I signed the kids up for a 1k race the other day. It was supposed to be a 5-mile training run for me, but my husband had a prior commitment, so I thought, “Why should I have all the fun?” Without asking their opinion, I registered my little sweeties, hoped they would like the “free” t-shirt and started mounting one of the biggest PR campaigns of my life.
Despite my feeling like I needed to really sell getting up early on a weekend morning to go run around as fast as possible, the kids met the idea with a lot of enthusiasm. Immediately they started talk of training. They even got the 1980‘s ankle weights from the basement and started walking around the house with them. We went to the store and bought new running pants.
My daughter, the older cautious one, was really nervous the morning of the race. Her tummy hurt so bad that I was worried she wouldn’t be able to race. Figuring it was just nerves, I encouraged her to try it. I stretched with them and waited by the starting line, helping them know what to expect, trying to give them courage for this unknown thing they were about to tackle.

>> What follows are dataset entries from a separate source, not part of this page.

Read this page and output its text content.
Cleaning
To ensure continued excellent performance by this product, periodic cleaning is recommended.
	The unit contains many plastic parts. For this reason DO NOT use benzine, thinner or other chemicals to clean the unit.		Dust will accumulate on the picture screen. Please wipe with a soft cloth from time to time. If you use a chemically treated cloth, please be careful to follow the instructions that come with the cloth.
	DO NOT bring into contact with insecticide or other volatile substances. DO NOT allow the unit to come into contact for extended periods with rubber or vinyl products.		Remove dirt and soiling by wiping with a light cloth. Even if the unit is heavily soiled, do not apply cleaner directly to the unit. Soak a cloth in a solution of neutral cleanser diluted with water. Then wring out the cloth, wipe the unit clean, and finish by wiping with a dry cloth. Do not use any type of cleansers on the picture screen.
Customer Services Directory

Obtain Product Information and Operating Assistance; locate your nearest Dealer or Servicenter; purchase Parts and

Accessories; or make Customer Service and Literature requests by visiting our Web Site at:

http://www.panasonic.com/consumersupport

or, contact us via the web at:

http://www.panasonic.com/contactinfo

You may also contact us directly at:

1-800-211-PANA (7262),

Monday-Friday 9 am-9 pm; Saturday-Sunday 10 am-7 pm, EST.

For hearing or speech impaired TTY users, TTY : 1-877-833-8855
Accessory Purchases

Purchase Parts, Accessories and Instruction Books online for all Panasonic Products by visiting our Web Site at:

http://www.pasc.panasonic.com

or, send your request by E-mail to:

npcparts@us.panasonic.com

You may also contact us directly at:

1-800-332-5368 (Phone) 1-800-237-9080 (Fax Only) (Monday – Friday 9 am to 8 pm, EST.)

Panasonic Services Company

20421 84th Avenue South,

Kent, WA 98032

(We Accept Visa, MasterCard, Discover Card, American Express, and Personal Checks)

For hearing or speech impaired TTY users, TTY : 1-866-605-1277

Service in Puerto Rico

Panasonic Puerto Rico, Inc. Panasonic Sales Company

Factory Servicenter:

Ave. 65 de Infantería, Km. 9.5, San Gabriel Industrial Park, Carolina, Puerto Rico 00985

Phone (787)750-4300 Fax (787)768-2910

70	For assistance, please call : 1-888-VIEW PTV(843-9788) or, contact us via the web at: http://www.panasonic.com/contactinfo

Cason insisted that I run the race with them. She was too nervous to go by herself, so I prepared to run the Kids’ 1K, pretty sure I would be the only 36-year old in the race. The race started and Cason took off at the front of the pack, never looking back. I was there trying not to trample the other children, feeling unnecessary and rather silly, following behind, but she never needed me. She ran the whole way, eventually pulled away from me and finished with the front pack. Lacking the energy and deftness of my younger counterparts, I missed watching her come across the finish line, but I still celebrated with her.
As usual, I couldn’t help but reflect on the race and life. We as parents are here to encourage our children to explore the world, learn and see new things. We give them courage and confidence, but ultimately it is up to them to take off without us, doing their best, finishing well, knowing that if they need us, we are never far behind.